Wer an der Reihe ist, absolviert in seinem Zug zwei Phasen: Zum einen wird die Spielfigur zu einer der vier Straßen auf dem Manhattan-Spielplan oder auf City-Hall gesetzt und damit die dortigen Aktionsmöglichkeiten ausgelöst. Wer zu einer der vier Straßen geht,
- darf sich die oberste dort ausliegende Karte kaufen und an sein Firmentableau anlegen. Die Aufschrift auf der Karte bestimmt, an welchen Straßenbereich am Firmentableau die Karte angelegt wird. Dabei entscheidet man, ob man sie oben oder unten an das Tableau anlegt, künftig also den oberen oder unteren Effekt verwenden möchte. An jeden Straßenabschnitt am Tableau dürfen maximal drei Karten liegen.
- Oder man entscheidet sich dafür, die Effekte der bereits vorher ausgelegten Karten an der betreffenden Straße an unserem Firmentableau auszuführen.
- Ebenso kann man eine Karte an der City Hall kaufen und diese an einer seiner Straßen anlegen. Die dort gekauften Karten bringen keine Effekte während des Spiels, aber für die Endwertung.
- Oder man entscheidet sich dafür, den Effekt der City Hall auszuführen. Das ausliegende Zeitungsplättchen mit einem bestimmten, wechselnden Effekt, kann genutzt werden.
- Als alternativen Zug darf man auch 2 Dollar nehmen.
- Die Effekte auf den einzelnen Karten und auf den Bereichen unseres Firmentableaus machen es möglich, am FlatironBuilding zu bauen:
- Wir können Säulen kaufen (oder verkaufen), die wir benötigen, um das nächste Stockwerk zu errichten.
- Wir können die Säulen errichten – sprich auf den Etagen einsetzen. Dafür erhalten wir Boni und Siegpunkte. Grundsätzlich darf jede Säulenfarbe nur einmal pro Ebene vertreten sein.

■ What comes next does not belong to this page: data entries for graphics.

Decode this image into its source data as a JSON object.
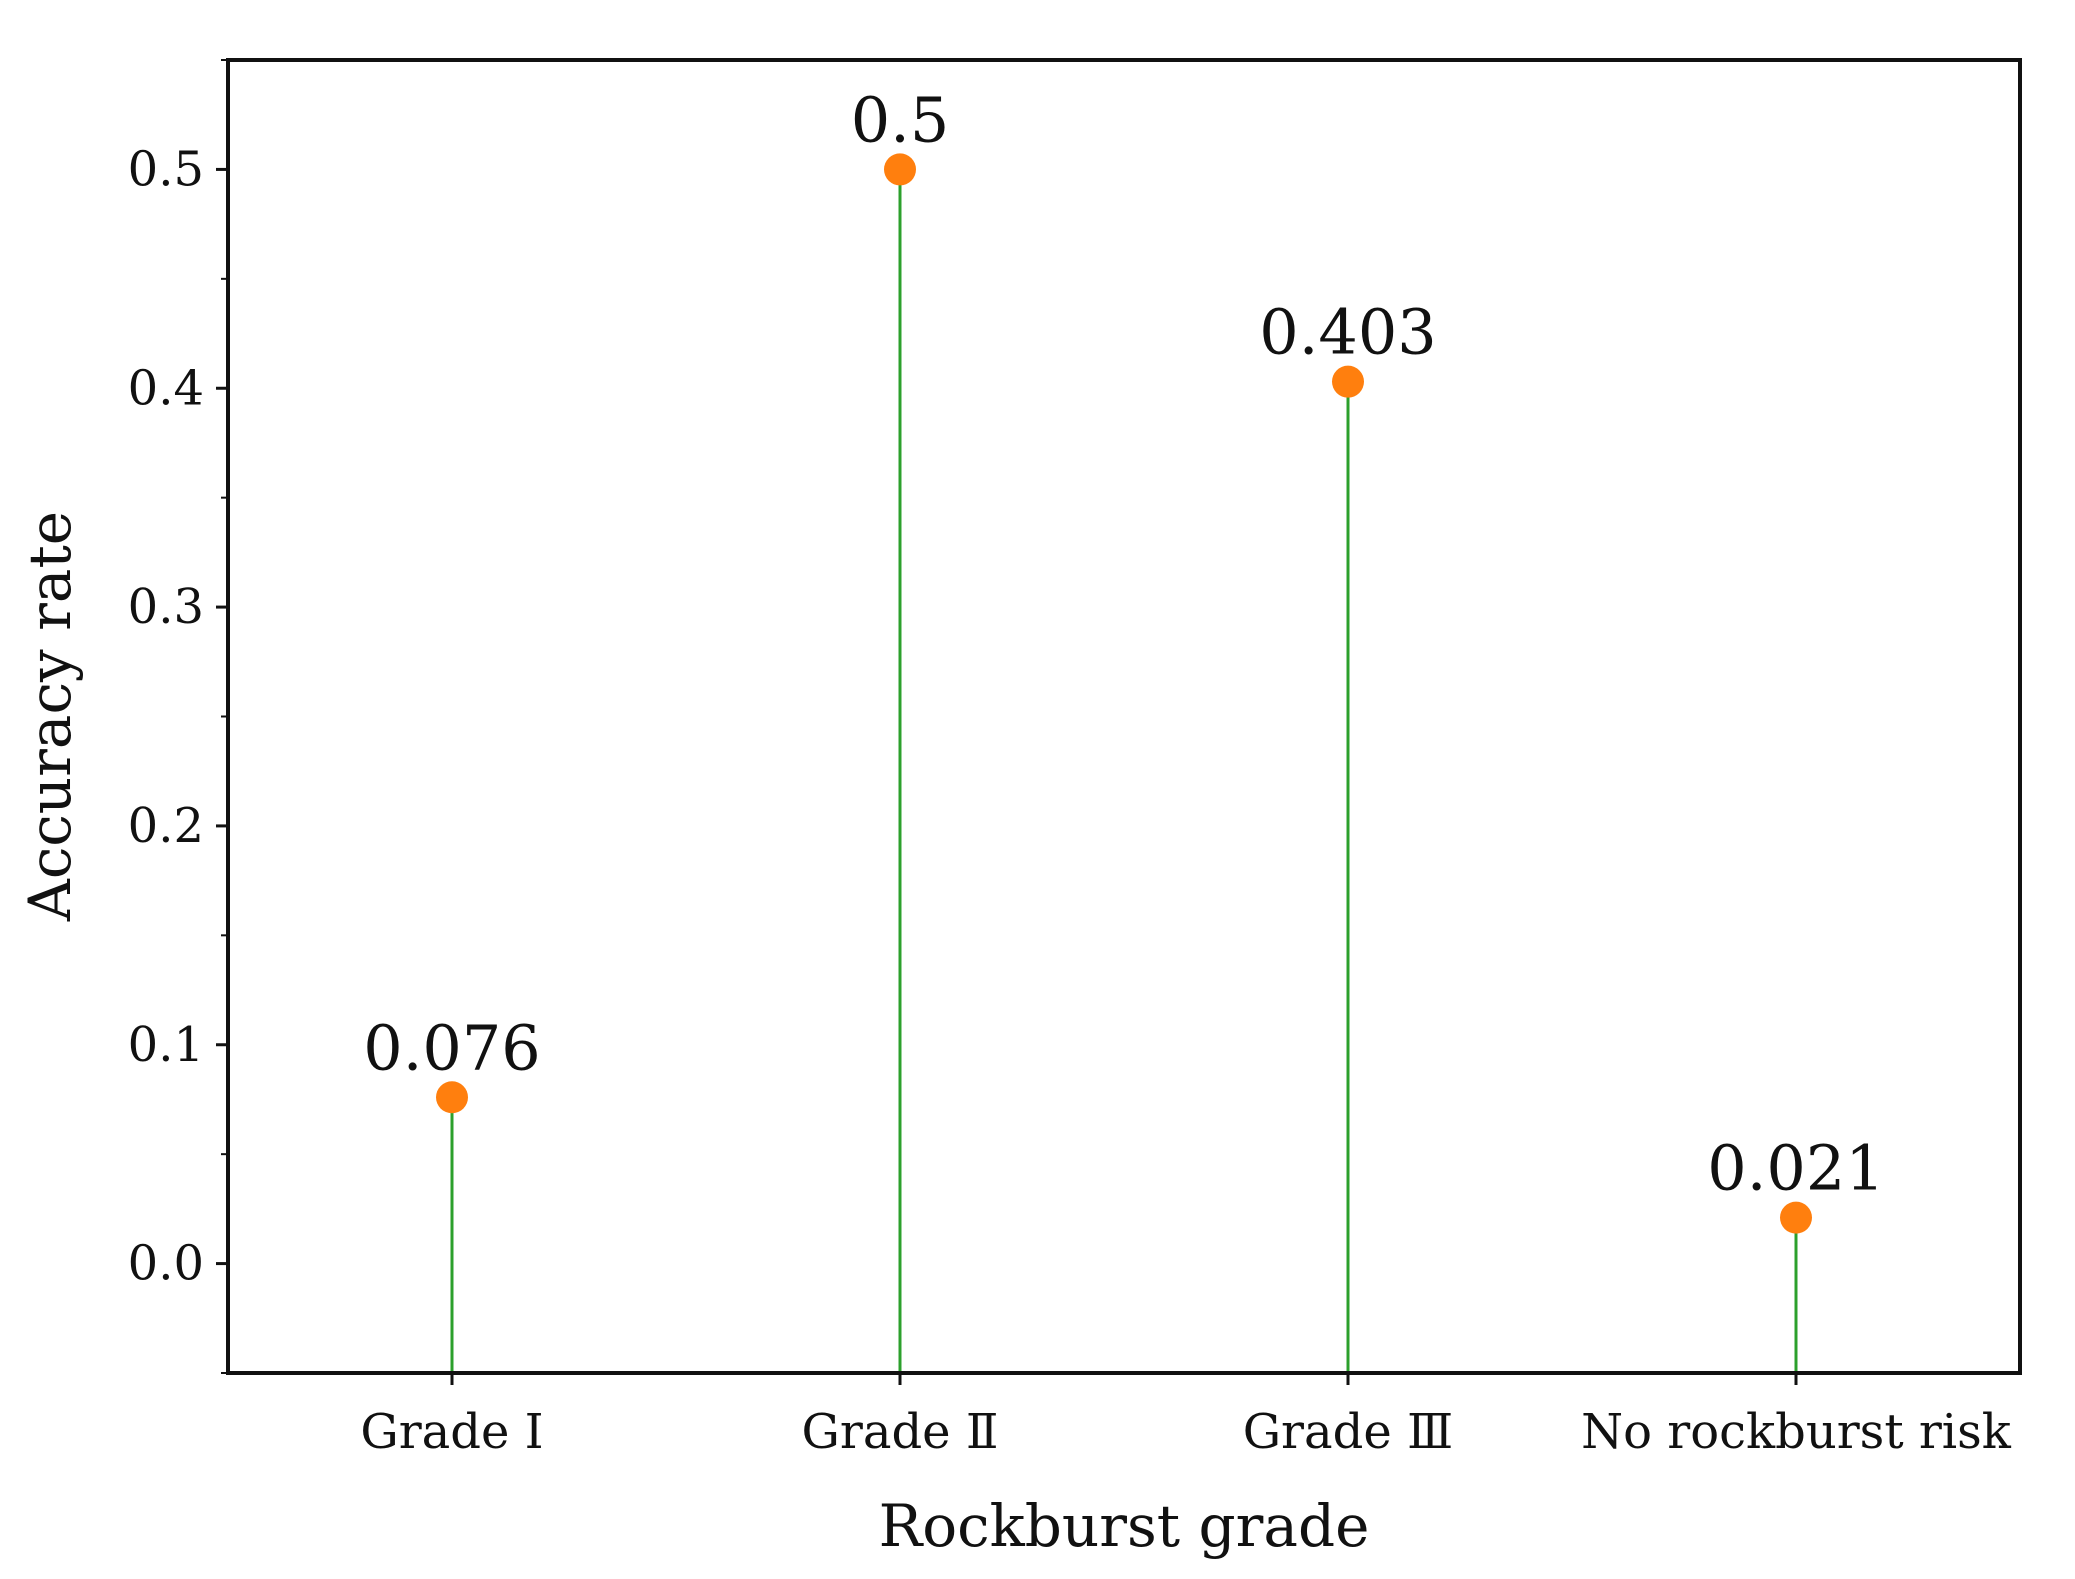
{
  "chart_data": {
    "type": "stem",
    "title": "",
    "xlabel": "Rockburst grade",
    "ylabel": "Accuracy rate",
    "categories": [
      "Grade Ⅰ",
      "Grade  Ⅱ",
      "Grade  Ⅲ",
      "No rockburst risk"
    ],
    "values": [
      0.076,
      0.5,
      0.403,
      0.021
    ],
    "value_labels": [
      "0.076",
      "0.5",
      "0.403",
      "0.021"
    ],
    "ylim": [
      -0.05,
      0.55
    ],
    "yticks": [
      0.0,
      0.1,
      0.2,
      0.3,
      0.4,
      0.5
    ],
    "ytick_labels": [
      "0.0",
      "0.1",
      "0.2",
      "0.3",
      "0.4",
      "0.5"
    ],
    "y_minor_step": 0.05,
    "grid": false,
    "stem_color": "#2ca02c",
    "marker_color": "#ff7f0e"
  }
}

- Oder wir können das nächste Etagenplättchen auf die drei Säulen setzen, die je Ebene notwendig sind, und damit das Stockwerk – oder später mit dem Dach das Gebäude – abschließen. Dafür erhalten wir ebenfalls Siegpunkte.
Das Spiel endet sofort, wenn wir das Dach des Gebäudes errichtet haben. Dann erhalten wir noch Punkte für die erworbenen City Hall-Karten sowie den Ruf unserer Firma, der sich durch den Aufdruck der Rufpunkte auf den von uns erworbenen Karten ergibt. Wer die meisten Punkte erzielen konnte, gewinnt Flatiron.
Brettspiel Regeln
Spielregeln (ext. Link zu Pegasus)


Wie bereits eingangs erwähnt, lassen sich die Autoren des Spiels offensichtlich gerne von berühmten Gebäuden inspirieren. In keinemder oben genannten ist vor uns aber wirklich etwas in die Höhe gewachsen. In Flatiron bauen wir nun das weltberühmte Gebäude – in einer zugegeben sehr kleinen Version nach. Und es ist eigentlich immer ein schönes Gefühl, wenn wir bei einem Spiel gemeinsam etwas aufbauen. Statt der 22 Etagen ist hier aber bereits nach Ebene 6 Schluss. Macht aber nix, denn auch schon nach Ebene 3 kann ich schon nicht mehr erkennen, was auf der anderen Seite des Gebäudes in der Auslage liegt… Aber fangen wir mal vorne an.
Charleston im Rauchersalon
Die Spielgestaltung ist konsequent an der Entstehungszeit des Gebäudes orientiert: Die 20er Jahre spiegeln sich stimmig im gesamten Design wider – irgendwie atmet die gesamte Optik etwas von „Kaminzimmer“ oder „Rauchersalon“ und irgendwo wird bestimmt Charleston gespielt.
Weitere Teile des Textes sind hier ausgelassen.